At Christmas in America, we often give out cookies or candy. They give out Korean traditional cookies on Sol Nal, but they are not homemade like the Americans give out. It doesn’t mean they aren’t good cookies though. Someone gave me a big box of traditional Korean cookies on a holiday, and I really enjoyed them. There was no flour in them, they were just spun sugar.
Besides these kind of things, they also give out nuts, mushrooms, cooking oil, tea, coffee, and of course, ginseng. If you have read my other blogs, they give you cooking oil to wish riches for you. They think ginseng is very healthy even though modern day scientists have really done tests on the ginseng to find out what it does, and it does not do the many things the Koreans insist it does, but you can’t tell them that. Ginseng has been used for centuries in Korea, and the people, especially the old ones, really believe in it as a cure all medicine.

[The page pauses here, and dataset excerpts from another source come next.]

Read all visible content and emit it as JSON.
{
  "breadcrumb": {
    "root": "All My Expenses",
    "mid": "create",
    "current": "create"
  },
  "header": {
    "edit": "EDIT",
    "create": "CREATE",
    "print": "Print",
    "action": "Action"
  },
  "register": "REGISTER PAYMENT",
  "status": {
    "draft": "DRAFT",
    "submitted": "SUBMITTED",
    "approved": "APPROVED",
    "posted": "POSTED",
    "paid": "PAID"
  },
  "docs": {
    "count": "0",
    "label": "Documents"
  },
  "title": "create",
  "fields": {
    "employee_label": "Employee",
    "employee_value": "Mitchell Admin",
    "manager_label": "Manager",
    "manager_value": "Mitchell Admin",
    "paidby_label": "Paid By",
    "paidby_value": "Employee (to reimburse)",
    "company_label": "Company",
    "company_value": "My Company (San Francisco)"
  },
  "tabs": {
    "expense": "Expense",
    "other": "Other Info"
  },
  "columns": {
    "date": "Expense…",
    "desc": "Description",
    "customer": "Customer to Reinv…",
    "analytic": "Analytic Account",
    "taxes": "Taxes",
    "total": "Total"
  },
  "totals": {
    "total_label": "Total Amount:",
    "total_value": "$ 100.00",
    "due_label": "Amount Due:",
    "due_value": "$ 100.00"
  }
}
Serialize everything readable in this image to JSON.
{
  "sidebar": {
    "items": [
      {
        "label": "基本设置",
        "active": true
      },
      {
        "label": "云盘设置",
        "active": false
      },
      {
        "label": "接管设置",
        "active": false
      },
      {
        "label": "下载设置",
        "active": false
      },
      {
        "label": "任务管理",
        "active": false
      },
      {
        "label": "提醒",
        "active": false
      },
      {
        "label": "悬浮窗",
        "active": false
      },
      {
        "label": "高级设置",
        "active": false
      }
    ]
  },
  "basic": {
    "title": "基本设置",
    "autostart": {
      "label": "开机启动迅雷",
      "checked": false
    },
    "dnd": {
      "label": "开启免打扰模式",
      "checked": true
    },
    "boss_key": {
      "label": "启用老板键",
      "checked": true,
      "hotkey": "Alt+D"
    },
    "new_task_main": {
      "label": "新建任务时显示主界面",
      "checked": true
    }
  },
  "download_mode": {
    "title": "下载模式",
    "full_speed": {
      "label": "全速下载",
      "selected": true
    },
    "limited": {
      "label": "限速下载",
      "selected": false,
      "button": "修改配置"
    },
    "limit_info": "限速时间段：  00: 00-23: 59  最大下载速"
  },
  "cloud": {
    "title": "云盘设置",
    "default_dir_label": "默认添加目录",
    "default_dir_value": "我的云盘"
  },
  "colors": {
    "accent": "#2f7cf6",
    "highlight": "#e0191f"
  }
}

Bosses give these gifts to employees. Young people give these gifts to their parents. However, no one gives the young people gifts like these. Young people don’t get gifts on Sol Nal. However, if you area child, on Sol Nal, you will be receiving a bag of money from Grandma and Grandpa. In Japan, the kids also receive a bag of money on the Japanese New Year. They look forward to that money every year just like American kids look forward to gifts from Santa at Christmas. My Korean son in law had to work on Christmas Eve, Christmas Day, New Year’s Eve, and New Year’s Day, but from what I understand, he finally has a day off on Sol Nal! He is going to spend it with his mother. My daughter and son in law will be giving a gift like one of these to his parents.